My earliest memories of 'messing around in boats' are hazy memories involving my father and/or grandfather in small canoes or rowboats on inland lakes, usually with fishing as the ultimate goal. I vaguely remember my family renting a houseboat and exploring a chain of lakes in Kentucky one summer.
My brother and I suffered from hay fever in the late summer, and we would routinely get shipped north to spend August with my grandparents at their cottage on Whitefish Bay, on the eastern end of Lake Superior. I remember using the canoe to row along the shore of the lake to beaches on empty lots north or south of the cabin, where we would pretend to be shipwrecked, and build crude shelters out of driftwood, until called home for lunch.
Early movie favorites were rarely safe or encouraging influences, 20,000 Leagues Under the Sea, The Swiss Family Robinson, The Poseidon Adventure; involving shipwrecks and sinkings, but the sense of excitement, the adrenaline rush of survival scenarios were quite powerful and inspiring to my young mind.
The first sailboat my wife and I ever set foot on, was a charter boat, the schooner 'Olad' out of Camden, Maine, that we took a short afternoon cruise on one autumn while on vacation, in the late eighties. We were encouraged to help raise the mainsail, but other than that, we were along for the ride. We cruised Camden Harbor, circled the lighthouse island and returned to the docks. A fun experience at the time, but didn't make us run out and become sailors overnight.
In the early nineties, our former employers and friends sold their house, bought a sailboat and spent a year in the Caribbean with their pre-teen daughter and elderly mother, mostly hanging around the Bahamas, and then after the year ran out, they jumped right back into the rat-race, opening a printing business in Virginia. They always talk about it being a wonderful experience, but at the time, it didn't particularly strike a chord with me. Perhaps at that point in my life it sounded a bit far fetched and only for those that were 'fabulously well-to-do'.
During the nineties, in our son's youth, we did quite a bit of backpacking, usually with island destinations, Isle Royale, the South & North Manitou Islands, Drummond Island, Beaver Island, usually involving a prolonged ferry ride (you might also include Isla Mujeres in Mexico and Isle Au Haut and Isleboro in Maine).
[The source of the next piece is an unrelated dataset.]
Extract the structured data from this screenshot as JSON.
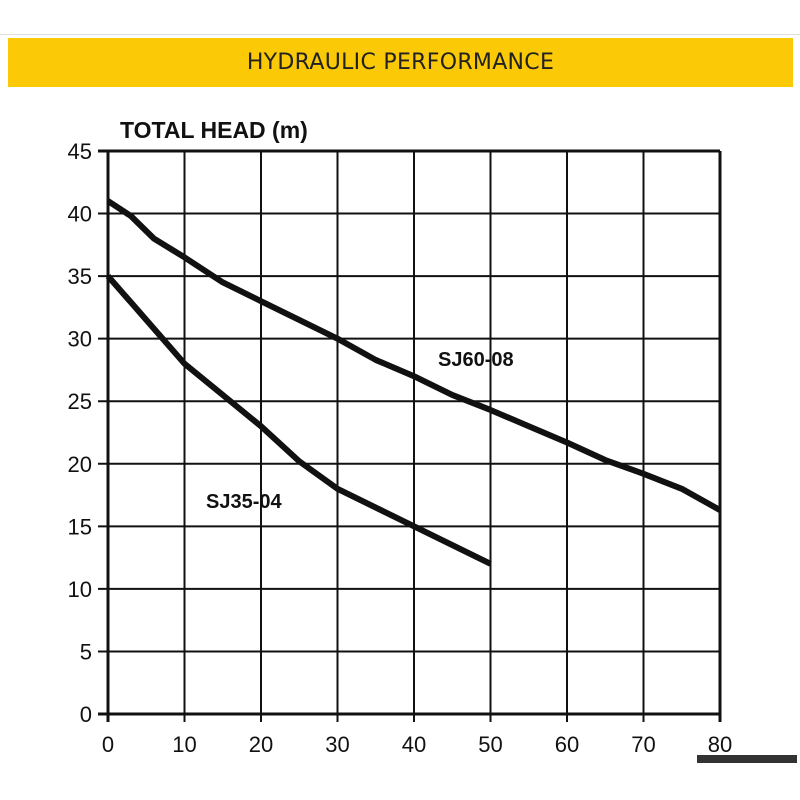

I enjoy the disconnectedness and isolation of being on an Island, away from all the noise and distractions, the simplicity of fulfilling your basic needs (shelter, food), and despite the occassional misadventure, I remember these being some of my happiest memories of us as a family. Age and time have curtailed our backpacking days, aching bones and out of shape bodies have taken all the fun out of the activity.
On a visit to Key West in the late 90s, I was looking out the window longingly at a number of boats floating around the many islands in the Keys, and my brother-in-law mentioned the fact that with my job, I wasn't necessarily tied down to an office, and there wasn't any reason why I couldn't work from a variety of locations, especially now with wireless connections starting to become more and more common. This started a virus in my head that has grown over the past few years to become a full grown tumor in the shape of a 32 foot sailboat that may or may not end up being a part of our retirement or 'empty nest' plans for the future. Only time will tell.
I intend this blog to be an online version of two diarys that I have been keeping regarding our seagoing misadventures. A 'sailing diary' and the actual 'ship's log' of our 1967 Chris Craft Cherokee, currently based out of Muskegon, Michigan. It may take a while to compile, and I will be backdating and editing older entries in order to maintain a timeline of sorts. I'm not sure if this journey is actually going anywhere, but hang on and try to keep dry.